JetBlue urges Spirit shareholders to “vote no” on Frontier transaction
JetBlue announced Monday that it has filed a statement urging Spirit Airlines shareholders to vote against the transaction with Frontier Airlines at the upcoming special meeting, deeming it high risk and low value.
In addition, JetBlue has initiated a tender offer to acquire all of Spirit’s outstanding shares, without interest and less required withholding taxes. Given the complete unwillingness of Spirit’s Board of Directors to share the same necessary diligence information that was shared with Frontier, JetBlue is now offering to acquire Spirit for $30 per share in cash through a fully funded tender offer.

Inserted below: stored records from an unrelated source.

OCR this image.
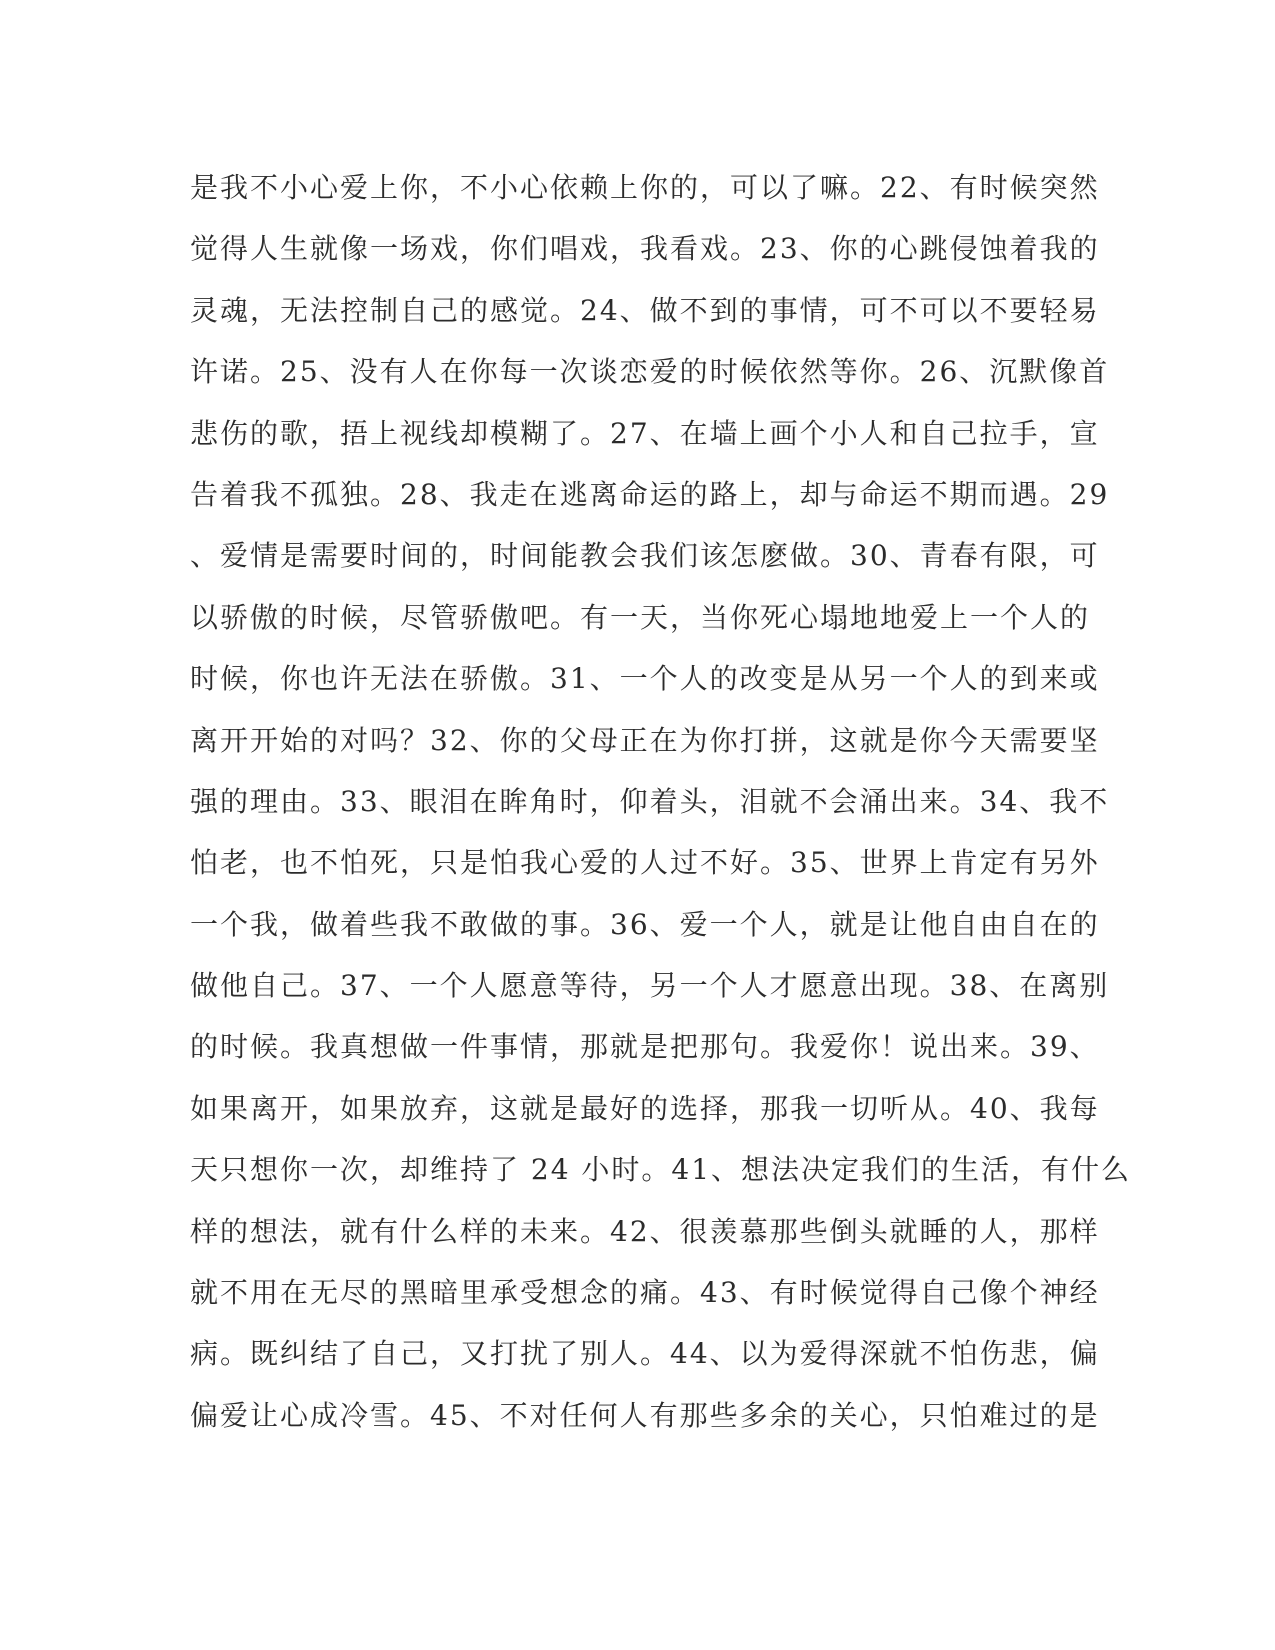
是我不小心爱上你，不小心依赖上你的，可以了嘛。22、有时候突然
觉得人生就像一场戏，你们唱戏，我看戏。23、你的心跳侵蚀着我的
灵魂，无法控制自己的感觉。24、做不到的事情，可不可以不要轻易
许诺。25、没有人在你每一次谈恋爱的时候依然等你。26、沉默像首
悲伤的歌，捂上视线却模糊了。27、在墙上画个小人和自己拉手，宣
告着我不孤独。28、我走在逃离命运的路上，却与命运不期而遇。29
、爱情是需要时间的，时间能教会我们该怎麽做。30、青春有限，可
以骄傲的时候，尽管骄傲吧。有一天，当你死心塌地地爱上一个人的
时候，你也许无法在骄傲。31、一个人的改变是从另一个人的到来或
离开开始的对吗？32、你的父母正在为你打拼，这就是你今天需要坚
强的理由。33、眼泪在眸角时，仰着头，泪就不会涌出来。34、我不
怕老，也不怕死，只是怕我心爱的人过不好。35、世界上肯定有另外
一个我，做着些我不敢做的事。36、爱一个人，就是让他自由自在的
做他自己。37、一个人愿意等待，另一个人才愿意出现。38、在离别
的时候。我真想做一件事情，那就是把那句。我爱你！说出来。39、
如果离开，如果放弃，这就是最好的选择，那我一切听从。40、我每
天只想你一次，却维持了 24 小时。41、想法决定我们的生活，有什么
样的想法，就有什么样的未来。42、很羡慕那些倒头就睡的人，那样
就不用在无尽的黑暗里承受想念的痛。43、有时候觉得自己像个神经
病。既纠结了自己，又打扰了别人。44、以为爱得深就不怕伤悲，偏
偏爱让心成冷雪。45、不对任何人有那些多余的关心，只怕难过的是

This represents a 60% premium to Frontier’s transaction value as of May 13, 2022.
JetBlue has launched a website www.JetBlueOffersMore.com and issued a letter to Spirit shareholders detailing the benefits of its transaction.
“JetBlue offers more value – a significant cash premium – more security and more benefits for all stakeholders. Frontier offers less value, more risk, no divestiture commitments, and no reverse breakup fee, despite greater overlap on nonstop routes and its own regulatory challenges” the airline said in a statement.

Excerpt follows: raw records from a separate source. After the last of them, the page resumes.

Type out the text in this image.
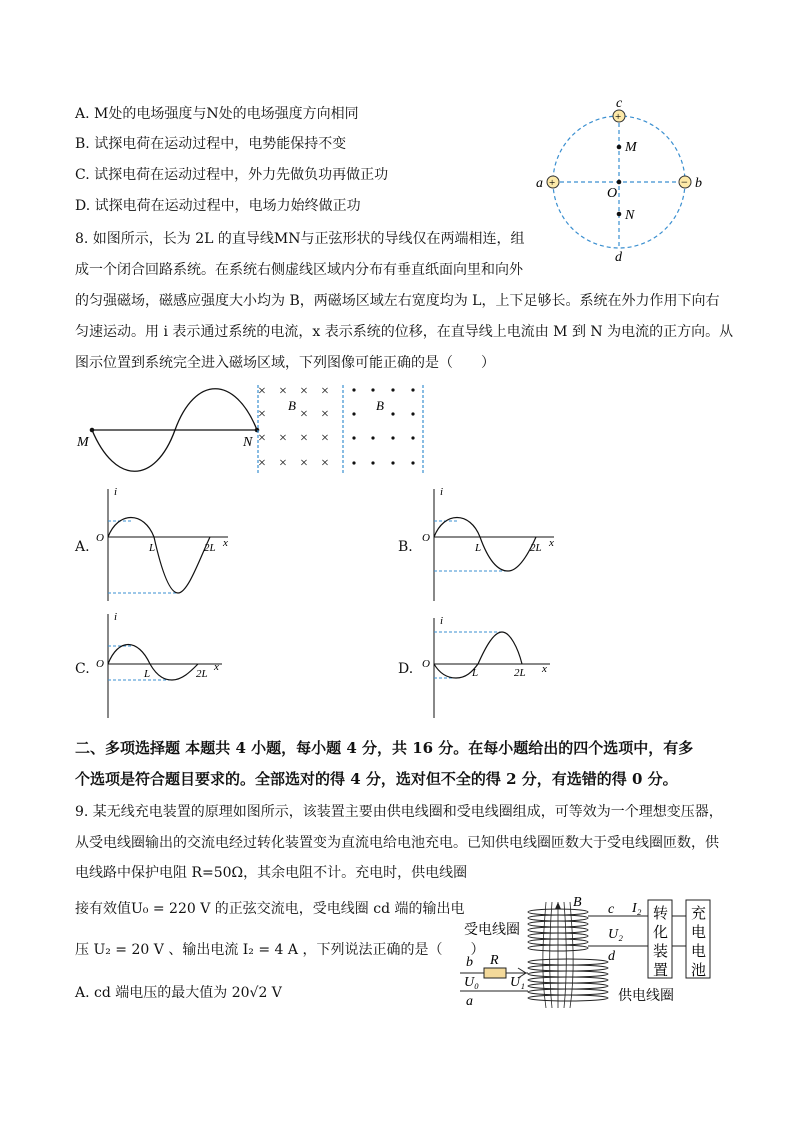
A. M处的电场强度与N处的电场强度方向相同
B. 试探电荷在运动过程中，电势能保持不变
C. 试探电荷在运动过程中，外力先做负功再做正功
D. 试探电荷在运动过程中，电场力始终做正功
+
+	−
c
M
a
O
b
N
d
8. 如图所示，长为 2L 的直导线MN与正弦形状的导线仅在两端相连，组
成一个闭合回路系统。在系统右侧虚线区域内分布有垂直纸面向里和向外
的匀强磁场，磁感应强度大小均为 B，两磁场区域左右宽度均为 L，上下足够长。系统在外力作用下向右
匀速运动。用 i 表示通过系统的电流，x 表示系统的位移，在直导线上电流由 M 到 N 为电流的正方向。从
图示位置到系统完全进入磁场区域，下列图像可能正确的是（　　）
M	N
× × × ×
× × ×
× × × ×
× × × ×
B	B
A.
i
O
L	2L x	B.
i
O
L	2L x
C.
i
O
L	2L
x	D.
i
O
L	2L x
二、多项选择题 本题共 4 小题，每小题 4 分，共 16 分。在每小题给出的四个选项中，有多
个选项是符合题目要求的。全部选对的得 4 分，选对但不全的得 2 分，有选错的得 0 分。
9. 某无线充电装置的原理如图所示，该装置主要由供电线圈和受电线圈组成，可等效为一个理想变压器，
从受电线圈输出的交流电经过转化装置变为直流电给电池充电。已知供电线圈匝数大于受电线圈匝数，供
电线路中保护电阻 R=50Ω，其余电阻不计。充电时，供电线圈
接有效值U₀ = 220 V 的正弦交流电，受电线圈 cd 端的输出电
压 U₂ = 20 V 、输出电流 I₂ = 4 A ，下列说法正确的是（　　）
A. cd 端电压的最大值为 20√2 V
受电线圈
供电线圈
B c
d
I₂
U₂
b
a
R
U₀ U₁
转
化
装
置
充
电
电
池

“However, the Spirit Board failed to provide us with the necessary diligence information that it had provided to Frontier and then summarily rejected our proposal, which addressed its regulatory concerns, without asking us a single question about it. The Spirit Board based its rejection on unsupportable assertions that are easily refuted.”

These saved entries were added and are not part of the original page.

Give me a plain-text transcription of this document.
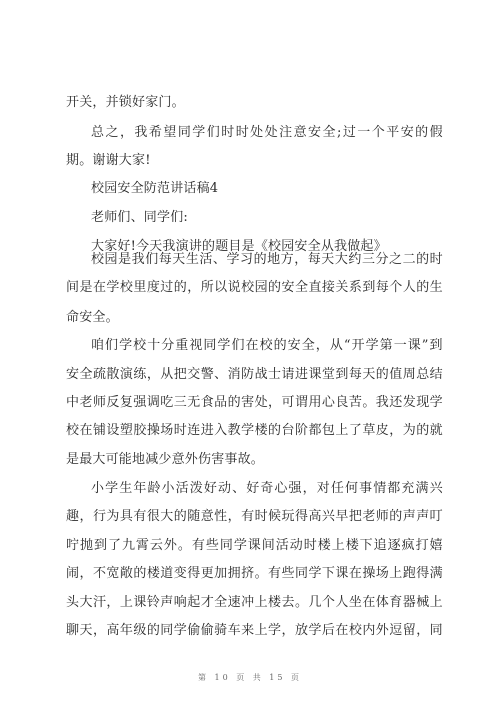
开关，并锁好家门。
总 之 ， 我 希 望 同 学 们 时 时 处 处 注 意 安 全 ; 过 一 个 平 安 的 假
期。谢谢大家!
校园安全防范讲话稿4
老师们、同学们:
大家好!今天我演讲的题目是《校园安全从我做起》
校 园 是 我 们 每 天 生 活 、 学 习 的 地 方 ， 每 天 大 约 三 分 之 二 的 时
间 是 在 学 校 里 度 过 的 ， 所 以 说 校 园 的 安 全 直 接 关 系 到 每 个 人 的 生
命安全。
咱 们 学 校 十 分 重 视 同 学 们 在 校 的 安 全 ， 从 “ 开 学 第 一 课 ” 到
安 全 疏 散 演 练 ， 从 把 交 警 、 消 防 战 士 请 进 课 堂 到 每 天 的 值 周 总 结
中 老 师 反 复 强 调 吃 三 无 食 品 的 害 处 ， 可 谓 用 心 良 苦 。 我 还 发 现 学
校 在 铺 设 塑 胶 操 场 时 连 进 入 教 学 楼 的 台 阶 都 包 上 了 草 皮 ， 为 的 就
是最大可能地减少意外伤害事故。
小 学 生 年 龄 小 活 泼 好 动 、 好 奇 心 强 ， 对 任 何 事 情 都 充 满 兴
趣 ， 行 为 具 有 很 大 的 随 意 性 ， 有 时 候 玩 得 高 兴 早 把 老 师 的 声 声 叮
咛 抛 到 了 九 霄 云 外 。 有 些 同 学 课 间 活 动 时 楼 上 楼 下 追 逐 疯 打 嬉
闹 ， 不 宽 敞 的 楼 道 变 得 更 加 拥 挤 。 有 些 同 学 下 课 在 操 场 上 跑 得 满
头 大 汗 ， 上 课 铃 声 响 起 才 全 速 冲 上 楼 去 。 几 个 人 坐 在 体 育 器 械 上
聊 天 ， 高 年 级 的 同 学 偷 偷 骑 车 来 上 学 ， 放 学 后 在 校 内 外 逗 留 ， 同
第 10 页 共 15 页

“Ask yourselves a simple question: why won’t the Spirit Board engage with us constructively? The interests of Bill Franke’s Indigo Partners and the long-standing relationships between the two companies are the obvious answer.”
The letter goes on to note that JetBlue’s current proposal continues to offer more value and certainty for Spirit shareholders than Frontier’s, and stresses that the company is willing to engage on the basis of its original proposal, if Spirit’s Board acts in good faith.
“Based on the clear superiority of our offer, we would expect the Spirit Board to engage constructively. Given their unwillingness to share the necessary information or negotiate in good faith, we have adjusted our price accordingly, but will work toward a consensual transaction at $33 per share, provided we receive the information to support it,” added Jetblue.